Knierim sabia que se o paciente fosse suficientemente nerd, ele encontraria um jeito de hackear o alarme e desligá-lo sem usar o freio de burro. Outros sistemas de alarme, baseados na tensão (e também patenteados, vide as patentes  3.885.310 e 3.533.163), eram tão simples que podiam ser burlados ao pendurar o aparelho com um peso na maçaneta da porta do quarto do adolescente. Por isso mesmo, Knierim propõe o uso de um sistema magnético com um pequeno circuito lógico. Além disso, o paciente não deve

ser informado sobre como ou porque o sistema de bipe funciona e o ímã na máscara facial deve ser ocultado como se fosse parte de uma solda que é normalmente formada na máscara. De fato, se o paciente for mal-informado sobre como funciona o dispositivo, os esforços dele para derrotar o sistema de bipe, se os houver, podem ser mal-sucedidos. Por exemplo, pode-se dizer ao paciente que o dispositivo detecta a tensão no aparelho por meio de um detector no dente ao qual o aparelho está preso. Deste modo, o paciente vai tentar derrotar um detector e um sistema de tensão inexistentes e, provavelmente, será mal-sucedido.

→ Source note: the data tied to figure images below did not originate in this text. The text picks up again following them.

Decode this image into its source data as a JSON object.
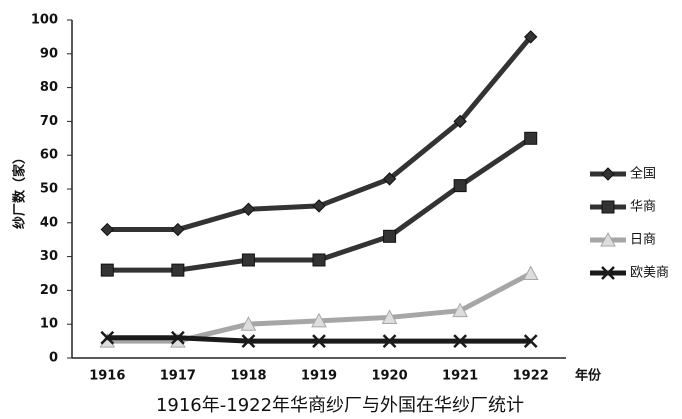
{
  "chart_data": {
    "type": "line",
    "title": "1916年-1922年华商纱厂与外国在华纱厂统计",
    "y_label": "纱厂数（家）",
    "x_label": "年份",
    "categories": [
      "1916",
      "1917",
      "1918",
      "1919",
      "1920",
      "1921",
      "1922"
    ],
    "series": [
      {
        "name": "全国",
        "color": "#333333",
        "marker": "diamond",
        "values": [
          38,
          38,
          44,
          45,
          53,
          70,
          95
        ]
      },
      {
        "name": "华商",
        "color": "#333333",
        "marker": "square",
        "values": [
          26,
          26,
          29,
          29,
          36,
          51,
          65
        ]
      },
      {
        "name": "日商",
        "color": "#a6a6a6",
        "marker": "triangle",
        "values": [
          5,
          5,
          10,
          11,
          12,
          14,
          25
        ]
      },
      {
        "name": "欧美商",
        "color": "#1a1a1a",
        "marker": "x",
        "values": [
          6,
          6,
          5,
          5,
          5,
          5,
          5
        ]
      }
    ],
    "ylim": [
      0,
      100
    ],
    "yticks": [
      0,
      10,
      20,
      30,
      40,
      50,
      60,
      70,
      80,
      90,
      100
    ],
    "grid": false,
    "legend": "right"
  }
}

Exceto que o paciente pode ter sucesso — especialmente num filme oitentista, onde um nerd enlouquecido por um dia inteiro de alarmes bucais ganha mais um fora daquela gatinha e mais um soco de algum valentão. Melhor ainda, numa típica comédia oitentista o soco do valentão poderia acabar desativando o alarme de alguma forma, deixando um nerd eternamente grato por ser agredido — uma cena que seria hilária. O mais provável, porém, é que sendo suficientemente esperto, o nerd perceberia o truque magnético e poderia tentar desativar o alarme com o uso de um pequeno ímã na boca (talvez um ímã tirado de um brinquinho daquela irmã pirralha).

Num cenário mais realista, os efeitos não teriam a menor graça, mas não seriam menos contraproducentes. Nerd ou não, o adolescente acabaria enlouquecido pelo alarme irritante e seus esforços para se livrar do aparelho e do alarme — inclusive por força bruta — poderia causar sérios danos físicos.